W 1745 r. właścicielem Łańcuta został Stanisław Lubomirski (1722–1783), ostatni marszałek wielki koronny. W zamku rozpoczął się okres świetności i królewskiego przepychu. W dużej mierze autorką tego sukcesu była żona Lubomirskiego – Elżbieta Izabela z Czartoryskich, powszechnie nazywana Księżną Marszałkową.
Po jego śmierci to ona zarządzała olbrzymim majątkiem. Była jedną z najwybitniejszych kobiet w Polsce XVIII w. Zaangażowana w życie polityczne i społeczne kraju, wybitna mecenaska i kolekcjonerka sztuki podjęła się trwającej kilkadziesiąt lat przebudowy zamku na nowoczesną rezydencję pałacową, która zatraciła całkowicie cechy obronne. Fortyfikacje przeprojektowano na ogrody, dobudowano pawilon biblioteki, urządzono teatr, a poza fosą wybudowano zameczek w stylu romantycznym.
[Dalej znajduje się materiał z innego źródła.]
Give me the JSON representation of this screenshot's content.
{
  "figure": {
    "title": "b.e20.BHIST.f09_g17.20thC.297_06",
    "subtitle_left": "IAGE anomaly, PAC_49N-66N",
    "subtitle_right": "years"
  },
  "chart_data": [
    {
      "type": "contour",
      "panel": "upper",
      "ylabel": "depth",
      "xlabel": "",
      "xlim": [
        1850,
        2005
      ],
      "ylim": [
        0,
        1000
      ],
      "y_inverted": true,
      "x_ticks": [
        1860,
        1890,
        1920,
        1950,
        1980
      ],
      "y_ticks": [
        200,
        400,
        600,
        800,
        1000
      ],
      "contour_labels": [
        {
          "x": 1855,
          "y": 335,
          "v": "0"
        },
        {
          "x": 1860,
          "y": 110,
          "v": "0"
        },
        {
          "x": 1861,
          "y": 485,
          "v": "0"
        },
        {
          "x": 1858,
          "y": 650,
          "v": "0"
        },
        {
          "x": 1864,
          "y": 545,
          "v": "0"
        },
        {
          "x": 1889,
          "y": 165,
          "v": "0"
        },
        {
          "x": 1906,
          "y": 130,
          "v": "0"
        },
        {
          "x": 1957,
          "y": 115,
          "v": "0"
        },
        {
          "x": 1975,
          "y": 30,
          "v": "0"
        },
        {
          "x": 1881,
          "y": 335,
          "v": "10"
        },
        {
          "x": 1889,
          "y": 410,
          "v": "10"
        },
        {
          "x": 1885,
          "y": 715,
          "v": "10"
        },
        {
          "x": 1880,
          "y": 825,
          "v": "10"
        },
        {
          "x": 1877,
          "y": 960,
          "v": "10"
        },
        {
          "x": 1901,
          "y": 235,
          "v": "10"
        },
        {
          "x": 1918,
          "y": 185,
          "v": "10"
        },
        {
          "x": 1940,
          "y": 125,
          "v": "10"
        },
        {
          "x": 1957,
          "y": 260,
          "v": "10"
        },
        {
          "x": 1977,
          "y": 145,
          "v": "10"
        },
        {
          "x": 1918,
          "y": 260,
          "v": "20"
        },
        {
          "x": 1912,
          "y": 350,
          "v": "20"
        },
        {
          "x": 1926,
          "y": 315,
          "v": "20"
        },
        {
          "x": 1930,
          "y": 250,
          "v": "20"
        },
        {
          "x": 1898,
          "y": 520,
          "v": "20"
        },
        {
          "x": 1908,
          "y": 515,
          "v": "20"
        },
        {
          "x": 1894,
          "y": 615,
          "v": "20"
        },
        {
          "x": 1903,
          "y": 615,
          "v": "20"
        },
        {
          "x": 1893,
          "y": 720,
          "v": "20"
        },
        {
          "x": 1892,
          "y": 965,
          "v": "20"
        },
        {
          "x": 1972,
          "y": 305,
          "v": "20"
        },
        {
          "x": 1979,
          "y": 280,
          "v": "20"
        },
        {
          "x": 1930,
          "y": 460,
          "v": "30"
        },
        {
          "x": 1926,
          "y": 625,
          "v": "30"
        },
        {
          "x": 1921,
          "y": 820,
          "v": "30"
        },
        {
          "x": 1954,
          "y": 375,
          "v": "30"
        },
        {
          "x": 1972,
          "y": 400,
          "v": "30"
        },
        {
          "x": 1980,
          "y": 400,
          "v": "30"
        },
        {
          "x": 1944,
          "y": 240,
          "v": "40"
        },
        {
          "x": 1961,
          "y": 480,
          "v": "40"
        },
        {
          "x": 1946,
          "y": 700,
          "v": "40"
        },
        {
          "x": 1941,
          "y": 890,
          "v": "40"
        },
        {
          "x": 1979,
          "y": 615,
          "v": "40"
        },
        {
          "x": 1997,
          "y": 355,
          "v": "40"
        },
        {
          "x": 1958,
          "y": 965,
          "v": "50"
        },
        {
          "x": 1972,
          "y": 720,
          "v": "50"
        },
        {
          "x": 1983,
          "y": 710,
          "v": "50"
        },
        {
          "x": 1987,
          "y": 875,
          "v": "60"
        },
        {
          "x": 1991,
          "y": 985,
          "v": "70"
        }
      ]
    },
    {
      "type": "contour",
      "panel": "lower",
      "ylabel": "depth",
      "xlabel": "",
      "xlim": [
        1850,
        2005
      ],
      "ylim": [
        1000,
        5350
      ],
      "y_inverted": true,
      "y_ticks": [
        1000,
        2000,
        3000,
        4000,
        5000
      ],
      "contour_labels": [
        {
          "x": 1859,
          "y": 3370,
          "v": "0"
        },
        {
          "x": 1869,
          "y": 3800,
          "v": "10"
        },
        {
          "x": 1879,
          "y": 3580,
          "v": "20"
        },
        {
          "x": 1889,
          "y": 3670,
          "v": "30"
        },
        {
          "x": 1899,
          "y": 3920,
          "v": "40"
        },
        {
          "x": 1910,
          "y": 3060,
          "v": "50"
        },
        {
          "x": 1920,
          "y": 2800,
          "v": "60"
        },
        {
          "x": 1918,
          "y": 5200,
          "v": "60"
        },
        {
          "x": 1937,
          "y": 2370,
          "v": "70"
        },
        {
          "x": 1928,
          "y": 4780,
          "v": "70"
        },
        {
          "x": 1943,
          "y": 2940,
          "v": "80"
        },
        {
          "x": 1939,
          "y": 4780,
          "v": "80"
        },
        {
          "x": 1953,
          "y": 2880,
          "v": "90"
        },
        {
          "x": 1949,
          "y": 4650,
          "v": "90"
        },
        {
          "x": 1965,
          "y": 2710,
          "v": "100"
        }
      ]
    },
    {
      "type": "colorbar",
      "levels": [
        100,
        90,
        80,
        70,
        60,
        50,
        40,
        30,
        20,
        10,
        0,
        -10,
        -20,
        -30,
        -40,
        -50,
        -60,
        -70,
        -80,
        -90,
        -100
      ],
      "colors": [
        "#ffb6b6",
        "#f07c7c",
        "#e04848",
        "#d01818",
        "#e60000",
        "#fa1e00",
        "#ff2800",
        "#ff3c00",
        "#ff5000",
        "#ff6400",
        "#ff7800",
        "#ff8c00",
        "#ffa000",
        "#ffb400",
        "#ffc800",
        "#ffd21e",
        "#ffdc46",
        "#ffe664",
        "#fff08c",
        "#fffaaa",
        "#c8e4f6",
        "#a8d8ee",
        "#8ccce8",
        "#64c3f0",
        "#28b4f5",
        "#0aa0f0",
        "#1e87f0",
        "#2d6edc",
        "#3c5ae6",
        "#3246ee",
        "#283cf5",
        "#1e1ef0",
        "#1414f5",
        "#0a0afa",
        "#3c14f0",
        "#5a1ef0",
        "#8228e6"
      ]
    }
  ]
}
Wówczas powstały zachowane do dziś wnętrza: Apartamenty Brenny, Chiński, Turecki, Wielka Jadalnia, Sala Balowa, Sypialnia Księżnej Marszałkowej, Sala Kolumnowa, Gabinet Rokokowy.
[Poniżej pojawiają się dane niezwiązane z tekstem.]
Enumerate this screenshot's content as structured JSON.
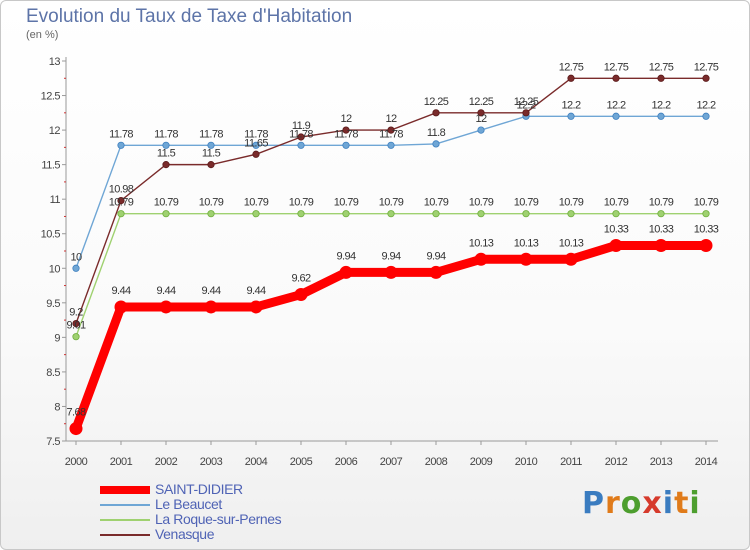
{
  "title": "Evolution du Taux de Taxe d'Habitation",
  "unit": "(en %)",
  "brand": {
    "text": "Proxiti",
    "colors": [
      "#3a7cc0",
      "#e07b1a",
      "#4d9e2e",
      "#d63a2c",
      "#3a7cc0",
      "#e07b1a",
      "#4d9e2e"
    ]
  },
  "chart_data": {
    "type": "line",
    "x": [
      "2000",
      "2001",
      "2002",
      "2003",
      "2004",
      "2005",
      "2006",
      "2007",
      "2008",
      "2009",
      "2010",
      "2011",
      "2012",
      "2013",
      "2014"
    ],
    "ylim": [
      7.5,
      13
    ],
    "yticks": [
      "7.5",
      "8",
      "8.5",
      "9",
      "9.5",
      "10",
      "10.5",
      "11",
      "11.5",
      "12",
      "12.5",
      "13"
    ],
    "ytick_values": [
      7.5,
      8,
      8.5,
      9,
      9.5,
      10,
      10.5,
      11,
      11.5,
      12,
      12.5,
      13
    ],
    "grid": false,
    "legend_position": "bottom-left",
    "series": [
      {
        "name": "SAINT-DIDIER",
        "color": "#ff0000",
        "thick": true,
        "values": [
          7.68,
          9.44,
          9.44,
          9.44,
          9.44,
          9.62,
          9.94,
          9.94,
          9.94,
          10.13,
          10.13,
          10.13,
          10.33,
          10.33,
          10.33
        ],
        "labels": [
          "7.68",
          "9.44",
          "9.44",
          "9.44",
          "9.44",
          "9.62",
          "9.94",
          "9.94",
          "9.94",
          "10.13",
          "10.13",
          "10.13",
          "10.33",
          "10.33",
          "10.33"
        ]
      },
      {
        "name": "Le Beaucet",
        "color": "#6fa6d5",
        "thick": false,
        "values": [
          10,
          11.78,
          11.78,
          11.78,
          11.78,
          11.78,
          11.78,
          11.78,
          11.8,
          12,
          12.2,
          12.2,
          12.2,
          12.2,
          12.2
        ],
        "labels": [
          "10",
          "11.78",
          "11.78",
          "11.78",
          "11.78",
          "11.78",
          "11.78",
          "11.78",
          "11.8",
          "12",
          "12.2",
          "12.2",
          "12.2",
          "12.2",
          "12.2"
        ]
      },
      {
        "name": "La Roque-sur-Pernes",
        "color": "#9fd170",
        "thick": false,
        "values": [
          9.01,
          10.79,
          10.79,
          10.79,
          10.79,
          10.79,
          10.79,
          10.79,
          10.79,
          10.79,
          10.79,
          10.79,
          10.79,
          10.79,
          10.79
        ],
        "labels": [
          "9.01",
          "10.79",
          "10.79",
          "10.79",
          "10.79",
          "10.79",
          "10.79",
          "10.79",
          "10.79",
          "10.79",
          "10.79",
          "10.79",
          "10.79",
          "10.79",
          "10.79"
        ]
      },
      {
        "name": "Venasque",
        "color": "#7a2b2b",
        "thick": false,
        "values": [
          9.2,
          10.98,
          11.5,
          11.5,
          11.65,
          11.9,
          12,
          12,
          12.25,
          12.25,
          12.25,
          12.75,
          12.75,
          12.75,
          12.75
        ],
        "labels": [
          "9.2",
          "10.98",
          "11.5",
          "11.5",
          "11.65",
          "11.9",
          "12",
          "12",
          "12.25",
          "12.25",
          "12.25",
          "12.75",
          "12.75",
          "12.75",
          "12.75"
        ]
      }
    ]
  }
}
Do prac przy przebudowie zaangażowano wybitnych artystów tamtego czasu: Szymona Bogumiła Zuga, Jana Christiana Kamsetzera oraz nadwornego architekta Księżnej Marszałkowej Jana Griesmayera i Christiana Piotra Aignera. Malowidła zlecono Vincenzo Brennie, a sztukaterie Fryderykowi Baumanowi. Pod koniec XVIII w. Łańcut należał do najwspanialszych rezydencji w Polsce. Kwitło w nim życie muzyczne i teatralne, w zamku bywało wielu wybitnych gości, m.in. Tadeusz Kościuszko, Hugo Kołłątaj czy Jan Śniadecki.
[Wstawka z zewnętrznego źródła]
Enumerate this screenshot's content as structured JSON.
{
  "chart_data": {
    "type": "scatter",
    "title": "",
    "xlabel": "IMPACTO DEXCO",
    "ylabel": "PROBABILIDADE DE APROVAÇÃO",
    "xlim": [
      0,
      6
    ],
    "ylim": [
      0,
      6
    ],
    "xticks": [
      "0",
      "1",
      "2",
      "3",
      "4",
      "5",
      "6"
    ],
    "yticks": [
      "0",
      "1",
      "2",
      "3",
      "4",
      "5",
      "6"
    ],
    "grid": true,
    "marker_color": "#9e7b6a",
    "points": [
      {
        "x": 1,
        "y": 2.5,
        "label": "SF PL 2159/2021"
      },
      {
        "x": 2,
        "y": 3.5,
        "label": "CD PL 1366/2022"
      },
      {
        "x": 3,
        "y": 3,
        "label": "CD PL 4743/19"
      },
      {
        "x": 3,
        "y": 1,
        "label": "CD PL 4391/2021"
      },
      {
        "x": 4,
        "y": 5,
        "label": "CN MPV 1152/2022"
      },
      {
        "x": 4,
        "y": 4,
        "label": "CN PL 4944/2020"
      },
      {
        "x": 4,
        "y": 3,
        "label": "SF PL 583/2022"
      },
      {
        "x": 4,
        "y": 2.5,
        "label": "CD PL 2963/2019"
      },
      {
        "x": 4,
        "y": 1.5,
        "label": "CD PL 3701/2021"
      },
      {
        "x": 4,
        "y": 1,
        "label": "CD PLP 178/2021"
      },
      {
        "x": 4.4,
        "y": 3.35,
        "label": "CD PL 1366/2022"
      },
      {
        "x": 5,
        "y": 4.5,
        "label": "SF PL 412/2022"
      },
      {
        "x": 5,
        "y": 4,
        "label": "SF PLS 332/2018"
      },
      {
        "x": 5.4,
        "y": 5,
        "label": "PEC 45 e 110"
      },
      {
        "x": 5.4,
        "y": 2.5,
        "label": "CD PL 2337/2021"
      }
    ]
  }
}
Po śmierci Izabeli Elżbiety Lubomirskiej z Czartoryskich w 1816 r. w Wiedniu sukcesorami spadku zostali wnukowie z rodu Potockich. Alfred Potocki utworzył w Łańcucie ordynację z zasadą niepodzielności i niezbywalności rodowych dóbr. Potoccy okazali się dobrymi gospodarzami. Dbali o rozwój swoich dóbr, stosując nowoczesne metody gospodarowania. Największy remont zamku przeprowadzono za czasów Romana Potockiego i jego żony Elżbiety Marii z Radziwiłłów, którzy w latach 1889–1911 przywrócili rezydencji dawną świetność. Założono elektryczność, centralne ogrzewanie, telefony i wodociągi. Zamkowi nadano nowy kostium stylistyczny w typie neobaroku francuskiego i dobudowano od strony południowej oficynę z wieżą. Wówczas powiększono dwukrotnie park, wybudowano słynną palmiarnię, stajnie i wozownię.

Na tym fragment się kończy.